- Directed by: Ömer Lütfi Akad
- Written by: Lüfti Akad, Yılmaz Güney
- Screenplay by: Yılmaz Güney
- Produced by: Kadir Kesemen / Cahit Gürpinar
- Starring: Yılmaz Güney Pervin Par Erol Taş
- Cinematography: Ali Uğur
- Edited by: Ali Ün
- Music by: Nida Tüfekçi
- Production company: Yildiz Film Studios / Dadaş Film
- Distributed by: Dadaş Film
- Release date: 1967;
- Running time: 76 minutes
- Country: Turkey
- Language: Turkish

= Law of the Border =

1966 film

Law of the Border (Hudutların Kanunu) is a 1967 Turkish drama film, written by Yılmaz Güney, and directed by Lütfi Ömer Akad.

==Themes==
While the main story is about smuggling and a father Hidir (played by Yilmaz Güney) without a future fighting to give a future to his young son Yusuf (played by Hikmet Olgun), it is as much about the forces that push Hidir and his fellow villagers to smuggle and a telling of the plight of the poor and alienated group of people struggling to survive the only way they ever knew, from father to son. Faith Akin states that "Hudutların Kanunu underlines the importance of education, which is the crucial element of socio-economical progress in third world countries." This is the main message of the movie, to have the options to educate and to make a life is as important as hard work, that without a chance, people stagnate, even great people.
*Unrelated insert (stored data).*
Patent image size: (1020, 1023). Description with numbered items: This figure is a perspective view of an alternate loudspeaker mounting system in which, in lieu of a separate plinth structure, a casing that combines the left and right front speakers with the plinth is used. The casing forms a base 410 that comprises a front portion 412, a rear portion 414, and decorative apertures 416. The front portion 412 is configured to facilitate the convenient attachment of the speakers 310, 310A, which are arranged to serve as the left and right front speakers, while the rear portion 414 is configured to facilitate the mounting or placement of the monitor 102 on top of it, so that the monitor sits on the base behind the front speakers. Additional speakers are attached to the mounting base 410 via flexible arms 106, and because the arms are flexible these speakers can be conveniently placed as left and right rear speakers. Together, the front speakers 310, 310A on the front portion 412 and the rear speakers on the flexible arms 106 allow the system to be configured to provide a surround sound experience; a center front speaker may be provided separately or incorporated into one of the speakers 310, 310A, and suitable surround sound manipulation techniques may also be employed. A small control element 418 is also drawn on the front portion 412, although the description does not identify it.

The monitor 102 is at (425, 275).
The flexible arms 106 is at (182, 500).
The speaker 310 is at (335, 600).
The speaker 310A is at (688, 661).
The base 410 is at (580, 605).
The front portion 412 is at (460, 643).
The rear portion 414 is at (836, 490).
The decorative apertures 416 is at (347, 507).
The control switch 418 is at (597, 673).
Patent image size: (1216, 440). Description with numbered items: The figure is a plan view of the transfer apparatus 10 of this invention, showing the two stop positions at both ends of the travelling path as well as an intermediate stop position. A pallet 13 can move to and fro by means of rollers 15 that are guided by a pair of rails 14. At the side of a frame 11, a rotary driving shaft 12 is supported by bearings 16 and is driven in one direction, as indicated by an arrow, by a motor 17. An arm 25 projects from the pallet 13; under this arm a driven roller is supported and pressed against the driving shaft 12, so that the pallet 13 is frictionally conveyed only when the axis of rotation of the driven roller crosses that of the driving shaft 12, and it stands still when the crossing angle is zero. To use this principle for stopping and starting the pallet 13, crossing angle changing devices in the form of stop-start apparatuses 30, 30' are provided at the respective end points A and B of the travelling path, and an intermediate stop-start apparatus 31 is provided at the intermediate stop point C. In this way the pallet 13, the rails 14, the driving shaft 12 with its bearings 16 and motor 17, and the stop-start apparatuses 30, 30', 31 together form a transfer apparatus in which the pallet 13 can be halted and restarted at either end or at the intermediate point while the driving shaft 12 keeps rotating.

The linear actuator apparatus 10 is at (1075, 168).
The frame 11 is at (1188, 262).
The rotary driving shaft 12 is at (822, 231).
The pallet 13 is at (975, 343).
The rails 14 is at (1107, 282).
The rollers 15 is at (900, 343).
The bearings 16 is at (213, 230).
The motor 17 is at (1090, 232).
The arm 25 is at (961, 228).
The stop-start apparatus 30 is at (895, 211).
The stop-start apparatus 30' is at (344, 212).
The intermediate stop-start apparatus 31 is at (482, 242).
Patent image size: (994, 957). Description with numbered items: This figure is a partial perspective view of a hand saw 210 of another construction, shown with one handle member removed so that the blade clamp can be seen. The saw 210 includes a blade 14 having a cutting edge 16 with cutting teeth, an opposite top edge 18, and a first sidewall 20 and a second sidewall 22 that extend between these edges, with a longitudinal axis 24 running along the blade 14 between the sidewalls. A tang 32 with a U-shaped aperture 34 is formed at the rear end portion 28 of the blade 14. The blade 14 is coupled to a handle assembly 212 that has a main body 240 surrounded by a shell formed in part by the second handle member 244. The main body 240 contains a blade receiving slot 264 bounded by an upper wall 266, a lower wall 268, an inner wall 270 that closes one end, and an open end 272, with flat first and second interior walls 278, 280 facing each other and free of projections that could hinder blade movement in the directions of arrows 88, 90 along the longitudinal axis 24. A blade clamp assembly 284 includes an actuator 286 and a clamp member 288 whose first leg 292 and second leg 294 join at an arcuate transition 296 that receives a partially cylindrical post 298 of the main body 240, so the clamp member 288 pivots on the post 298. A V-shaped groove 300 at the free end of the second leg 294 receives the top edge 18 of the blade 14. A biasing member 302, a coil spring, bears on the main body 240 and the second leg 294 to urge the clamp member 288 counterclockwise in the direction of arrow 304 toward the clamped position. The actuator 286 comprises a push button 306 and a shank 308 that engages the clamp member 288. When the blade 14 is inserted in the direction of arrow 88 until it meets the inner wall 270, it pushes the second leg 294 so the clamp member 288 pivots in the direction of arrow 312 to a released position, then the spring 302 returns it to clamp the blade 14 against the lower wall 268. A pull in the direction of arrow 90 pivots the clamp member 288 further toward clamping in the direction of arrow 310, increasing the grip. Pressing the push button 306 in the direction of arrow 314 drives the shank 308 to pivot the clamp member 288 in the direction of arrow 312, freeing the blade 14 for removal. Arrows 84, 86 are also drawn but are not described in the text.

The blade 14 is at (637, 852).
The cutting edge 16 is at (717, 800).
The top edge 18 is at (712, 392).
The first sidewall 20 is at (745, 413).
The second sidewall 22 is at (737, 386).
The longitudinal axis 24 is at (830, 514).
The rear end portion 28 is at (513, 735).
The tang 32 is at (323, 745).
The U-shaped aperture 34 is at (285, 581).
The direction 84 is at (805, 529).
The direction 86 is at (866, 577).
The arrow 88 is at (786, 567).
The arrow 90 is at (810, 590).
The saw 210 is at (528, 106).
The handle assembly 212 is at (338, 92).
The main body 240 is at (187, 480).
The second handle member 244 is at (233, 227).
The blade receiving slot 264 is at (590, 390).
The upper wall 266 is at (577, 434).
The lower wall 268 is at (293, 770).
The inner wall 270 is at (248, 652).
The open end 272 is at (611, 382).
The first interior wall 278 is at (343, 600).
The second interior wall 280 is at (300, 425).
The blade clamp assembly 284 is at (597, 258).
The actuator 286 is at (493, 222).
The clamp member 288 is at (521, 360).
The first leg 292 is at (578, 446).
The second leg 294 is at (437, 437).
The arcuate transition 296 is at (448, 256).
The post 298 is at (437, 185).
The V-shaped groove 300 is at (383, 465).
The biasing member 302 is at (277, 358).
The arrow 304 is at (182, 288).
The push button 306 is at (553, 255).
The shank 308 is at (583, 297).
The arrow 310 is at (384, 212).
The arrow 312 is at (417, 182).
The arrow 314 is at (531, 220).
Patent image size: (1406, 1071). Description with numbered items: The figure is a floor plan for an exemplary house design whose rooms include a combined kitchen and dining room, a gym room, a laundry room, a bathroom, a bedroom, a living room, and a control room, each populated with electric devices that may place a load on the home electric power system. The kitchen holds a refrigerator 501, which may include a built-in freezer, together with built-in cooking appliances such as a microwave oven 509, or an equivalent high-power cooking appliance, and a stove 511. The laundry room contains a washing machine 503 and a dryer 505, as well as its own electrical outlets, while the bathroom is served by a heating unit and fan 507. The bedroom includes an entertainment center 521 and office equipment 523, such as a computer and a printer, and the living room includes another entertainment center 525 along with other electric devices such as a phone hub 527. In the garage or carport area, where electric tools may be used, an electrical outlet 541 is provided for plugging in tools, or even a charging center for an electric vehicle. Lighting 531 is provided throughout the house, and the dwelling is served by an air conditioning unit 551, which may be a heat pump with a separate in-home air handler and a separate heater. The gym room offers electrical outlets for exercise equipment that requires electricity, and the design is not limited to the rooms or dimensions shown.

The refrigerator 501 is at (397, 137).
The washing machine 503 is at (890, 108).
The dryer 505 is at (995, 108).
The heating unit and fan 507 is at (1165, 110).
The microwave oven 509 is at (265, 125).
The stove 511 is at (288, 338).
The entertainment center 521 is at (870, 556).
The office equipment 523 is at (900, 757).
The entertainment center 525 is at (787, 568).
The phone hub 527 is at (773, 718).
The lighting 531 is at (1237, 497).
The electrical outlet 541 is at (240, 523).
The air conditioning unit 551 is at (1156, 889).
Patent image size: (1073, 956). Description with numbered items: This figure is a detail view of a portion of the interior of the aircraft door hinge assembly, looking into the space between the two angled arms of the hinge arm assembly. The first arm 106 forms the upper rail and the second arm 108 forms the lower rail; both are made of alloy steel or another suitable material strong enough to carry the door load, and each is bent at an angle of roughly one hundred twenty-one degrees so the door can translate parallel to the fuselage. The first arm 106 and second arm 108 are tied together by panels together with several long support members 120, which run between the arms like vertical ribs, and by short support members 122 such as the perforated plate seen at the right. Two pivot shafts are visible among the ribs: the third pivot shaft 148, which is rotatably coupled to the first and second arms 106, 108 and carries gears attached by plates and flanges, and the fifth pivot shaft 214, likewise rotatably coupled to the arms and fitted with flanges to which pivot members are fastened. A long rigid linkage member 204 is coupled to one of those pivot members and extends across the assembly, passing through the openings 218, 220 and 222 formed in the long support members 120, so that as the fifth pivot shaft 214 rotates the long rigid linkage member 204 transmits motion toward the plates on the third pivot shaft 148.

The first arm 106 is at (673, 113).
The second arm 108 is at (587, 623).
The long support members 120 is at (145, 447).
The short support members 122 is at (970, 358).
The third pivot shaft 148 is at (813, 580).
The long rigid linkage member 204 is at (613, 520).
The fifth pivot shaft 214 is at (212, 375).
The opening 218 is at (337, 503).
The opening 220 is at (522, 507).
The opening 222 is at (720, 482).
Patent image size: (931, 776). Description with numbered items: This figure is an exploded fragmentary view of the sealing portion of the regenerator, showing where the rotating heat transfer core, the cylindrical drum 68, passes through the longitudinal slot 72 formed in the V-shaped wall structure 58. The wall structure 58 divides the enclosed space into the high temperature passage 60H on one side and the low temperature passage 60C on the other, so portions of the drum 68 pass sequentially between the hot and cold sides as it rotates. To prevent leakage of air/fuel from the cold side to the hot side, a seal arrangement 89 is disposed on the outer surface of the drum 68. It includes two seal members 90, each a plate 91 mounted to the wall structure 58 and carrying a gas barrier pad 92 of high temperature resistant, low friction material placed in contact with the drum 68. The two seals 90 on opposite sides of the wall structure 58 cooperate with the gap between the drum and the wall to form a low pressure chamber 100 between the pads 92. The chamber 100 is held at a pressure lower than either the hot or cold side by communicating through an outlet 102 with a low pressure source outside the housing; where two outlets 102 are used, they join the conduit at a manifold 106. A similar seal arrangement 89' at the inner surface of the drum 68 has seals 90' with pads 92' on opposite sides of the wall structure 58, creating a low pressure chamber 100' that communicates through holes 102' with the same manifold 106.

Hidir is the symbol of that stagnation while his son shows hope of the future, a way out of the cycle. It also shows the great divide of the haves and have nots, an old way of life fighting to survive while the new way comes along too late to save any but the children. The film shows the violence of this system and the manipulation of the corrupt, as it also shows the good intentions of authority misused by the wealthy to hurt the poor. The film repeatedly shows the inability of people to get past social structures and economics and almost pleads with the viewer to think about the plight of the villagers and give them a chance to let them grow as humans. Yet in the end reality crashes in while duty, survival, and emotions take over nobility, and people revert to what they know, be it teacher, commander, smuggler, or profiteer. Other themes like a horse, nomadic culture vs. a car sedentary culture are explored to lesser degrees, yet are very deliberate and help symbolize the divide in society.

==Cast==
- Yılmaz Güney - Hidir
- Pervin Par - Ayse, the teacher
- Erol Taş - Ali Cello
- Tuncel Kurtiz - Bekir
- Osman Alyanak - Dervis Aga

==Restoration==
The film was restored in 2011 by the World Cinema Foundation at Cineteca di Bologna/L'Immagine Ritrovata Laboratory. Unfortunately only one copy of the film survived the 1980 Turkish coup d'état, and all other copies were seized and destroyed. The one remaining copy was badly scratched filled with mid-frame slices, is missing a few frames, and has suffered deterioration due to it being on colour stock film while the film is in black and white. Due to these problems the end result is not a beautifully restored print and the sound fades and even cuts at times, yet the movie and story still work as do the film's continuity and dialogue.

==Impact==
Law of the Border was the beginning of "New Cinema" in Turkey; it was realistic, and focused on social and economic problems and was a 180 turn from the non-realistic movies made in Turkey before it. While not to be placed in the Euro western or Spaghetti Western categories, the film is along the lines of a western picture.